Almanya’dan ABD’ye göç etmiş bir ailenin çocuğu olan Bukowski, 1920 yılında Almanya’da doğdu, Los Angeles’te büyüdü, 1994 yılında San Pedro, Kaliforniya’da yaşama veda etti.

Yaşadığı, izlediği her şeyi içtenlikle yazan Bukowski, şiir ve öykülerinde Amerika’nın görünmeyen yüzünü anlattı, bir anlamda “Amerikan rüyasını” Amerikan kâbusuna dönüştürdü.
Kötü geçen bir çocukluktan iki şeye tutunarak sağ kalmayı başarmıştı: Yazarlık ve alkol. Yüze yakın işte çalıştı: Bulaşıkçı, kapıcı, benzin istasyonunda pompacı, bekçi, kamyon şoförü, fabrika işçisi, ustabaşı, park kahyası, postacı…

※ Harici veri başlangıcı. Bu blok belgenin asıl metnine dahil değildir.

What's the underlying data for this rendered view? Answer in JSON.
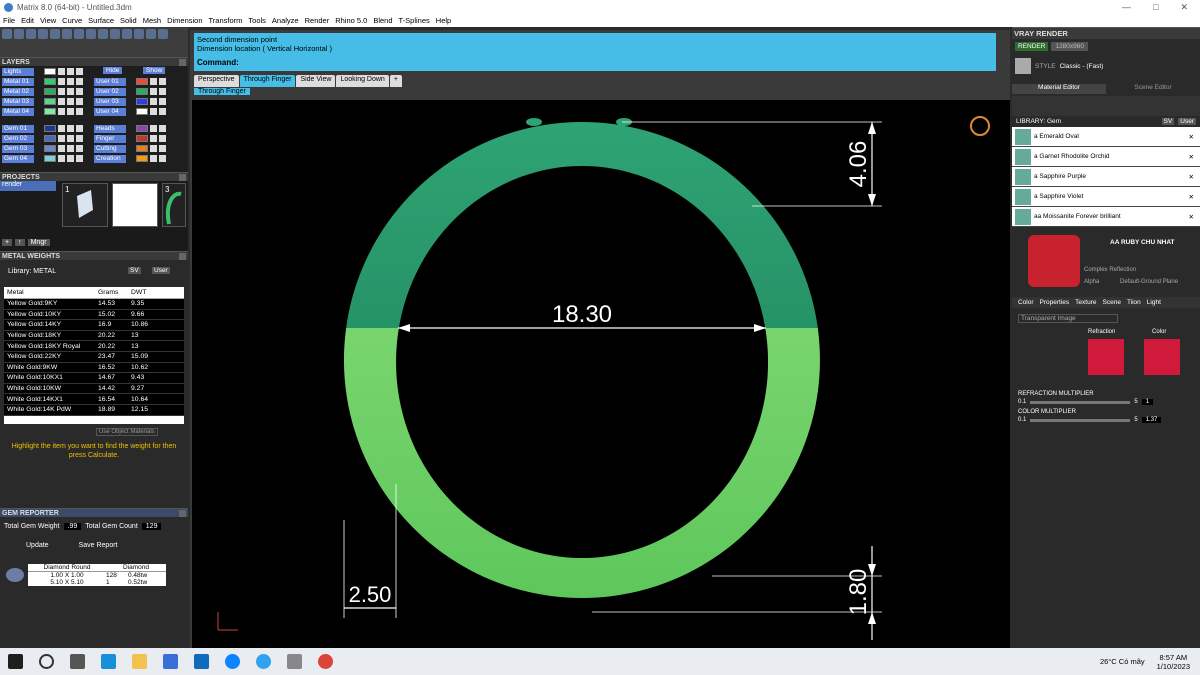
{
  "window": {
    "title": "Matrix 8.0 (64-bit) - Untitled.3dm",
    "minimize": "—",
    "maximize": "□",
    "close": "✕"
  },
  "menu": [
    "File",
    "Edit",
    "View",
    "Curve",
    "Surface",
    "Solid",
    "Mesh",
    "Dimension",
    "Transform",
    "Tools",
    "Analyze",
    "Render",
    "Rhino 5.0",
    "Blend",
    "T-Splines",
    "Help"
  ],
  "layers": {
    "title": "LAYERS",
    "hide": "Hide",
    "show": "Show",
    "left": [
      {
        "name": "Lights",
        "color": "#ffffff"
      },
      {
        "name": "Metal 01",
        "color": "#2ecc71"
      },
      {
        "name": "Metal 02",
        "color": "#27ae60"
      },
      {
        "name": "Metal 03",
        "color": "#58d68d"
      },
      {
        "name": "Metal 04",
        "color": "#7bed9f"
      },
      {
        "name": "Gem 01",
        "color": "#1e3799"
      },
      {
        "name": "Gem 02",
        "color": "#4a69bd"
      },
      {
        "name": "Gem 03",
        "color": "#6a89cc"
      },
      {
        "name": "Gem 04",
        "color": "#82ccdd"
      }
    ],
    "right": [
      {
        "name": "User 01",
        "color": "#e74c3c"
      },
      {
        "name": "User 02",
        "color": "#27ae60"
      },
      {
        "name": "User 03",
        "color": "#2c3ee6"
      },
      {
        "name": "User 04",
        "color": "#ffffff"
      },
      {
        "name": "Heads",
        "color": "#8e44ad"
      },
      {
        "name": "Finger",
        "color": "#c0392b"
      },
      {
        "name": "Cutting",
        "color": "#e67e22"
      },
      {
        "name": "Creation",
        "color": "#f39c12"
      }
    ]
  },
  "projects": {
    "title": "PROJECTS",
    "item": "render",
    "thumb_nums": [
      "1",
      "3"
    ],
    "add": "+",
    "up": "↑",
    "mngr": "Mngr"
  },
  "metal_weights": {
    "title": "METAL WEIGHTS",
    "library_label": "Library: METAL",
    "sv": "SV",
    "user": "User",
    "headers": [
      "Metal",
      "Grams",
      "DWT"
    ],
    "rows": [
      [
        "Yellow Gold:9KY",
        "14.53",
        "9.35"
      ],
      [
        "Yellow Gold:10KY",
        "15.02",
        "9.66"
      ],
      [
        "Yellow Gold:14KY",
        "16.9",
        "10.86"
      ],
      [
        "Yellow Gold:18KY",
        "20.22",
        "13"
      ],
      [
        "Yellow Gold:18KY Royal",
        "20.22",
        "13"
      ],
      [
        "Yellow Gold:22KY",
        "23.47",
        "15.09"
      ],
      [
        "White Gold:9KW",
        "16.52",
        "10.62"
      ],
      [
        "White Gold:10KX1",
        "14.67",
        "9.43"
      ],
      [
        "White Gold:10KW",
        "14.42",
        "9.27"
      ],
      [
        "White Gold:14KX1",
        "16.54",
        "10.64"
      ],
      [
        "White Gold:14K PdW",
        "18.89",
        "12.15"
      ]
    ],
    "use_object": "Use Object Materials",
    "hint": "Highlight the item you want to find the weight for then press Calculate.",
    "calculate": "Calculate"
  },
  "gem_reporter": {
    "title": "GEM REPORTER",
    "total_weight_label": "Total Gem Weight",
    "total_weight": ".99",
    "total_count_label": "Total Gem Count",
    "total_count": "129",
    "update": "Update",
    "save": "Save Report",
    "col1": "Diamond Round",
    "col2": "Diamond",
    "rows": [
      [
        "1.00 X 1.00",
        "128",
        "0.48tw"
      ],
      [
        "5.10 X 5.10",
        "1",
        "0.52tw"
      ]
    ]
  },
  "command": {
    "line1": "Second dimension point",
    "line2": "Dimension location ( Vertical  Horizontal )",
    "prompt": "Command:"
  },
  "tabs": [
    "Perspective",
    "Through Finger",
    "Side View",
    "Looking Down",
    "+"
  ],
  "viewport_label": "Through Finger",
  "dims": {
    "width": "18.30",
    "top": "4.06",
    "bottom": "1.80",
    "side": "2.50"
  },
  "vray": {
    "title": "VRAY RENDER",
    "render": "RENDER",
    "resolution": "1280x960",
    "style_label": "STYLE",
    "style": "Classic - (Fast)",
    "material_editor": "Material Editor",
    "scene_editor": "Scene Editor",
    "library": "LIBRARY: Gem",
    "sv": "SV",
    "user": "User",
    "materials": [
      "a Emerald Oval",
      "a Garnet Rhodolite Orchid",
      "a Sapphire Purple",
      "a Sapphire Violet",
      "aa Moissanite Forever brilliant"
    ],
    "selected_material": "AA RUBY CHU NHAT",
    "complex_reflection": "Complex Reflection",
    "alpha": "Alpha",
    "ground": "Default-Ground Plane",
    "subtabs": [
      "Color",
      "Properties",
      "Texture",
      "Scene",
      "Tiion",
      "Light"
    ],
    "transparent": "Transparent Image",
    "refraction": "Refraction",
    "color": "Color",
    "refraction_mult": "REFRACTION MULTIPLIER",
    "color_mult": "COLOR MULTIPLIER",
    "min": "0.1",
    "max": "5",
    "refraction_val": "1",
    "color_val": "1.37"
  },
  "taskbar": {
    "weather": "26°C Có mây",
    "time": "8:57 AM",
    "date": "1/10/2023"
  }
}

Kendisiyle yapılan bir söyleşide şunları söylüyordu:

“Hayatın sıradanlığına hiçbir zaman tahammül edemedim. Aile hayatına hiçbir zaman tahammül edemedim, iş hayatına tahammül edemedim, gördüğüm hiçbir şeye tahammül edemedim. O zaman şuna karar verdim; ya açlıktan öleceğim ya da bu işi kıvıracaktım, çıldıracaktım, yırtacaktım, bir şeyler yapacaktım. Yazarlığı kıvıramasaydım bile sabah dokuz akşam beş çalışmazdım, intihar ederdim.”

İlk öyküsü 24 yaşında yayımlanan, otuz beş yaşında şiire başlayan Bukowski 1970 yılında 50 yaşında çalışmayı bıraktı, ilk romanını yazdı. Postane adlı bu ilk romanını, kendi anlatımına göre 20 şişe viski, 210 şişe bira ve 80 puro tüketerek yazmıştı.

“Dağlara çıkıp aşağı bakarak gözlem yapamam” diyen yazar. Sokaktaki insana herkese olduğundan daha yakındı: “Ben sokaklarda kalmaya çalışırım, nerde olursam olayım gerçeğin içinde kalmaya çalışırım.”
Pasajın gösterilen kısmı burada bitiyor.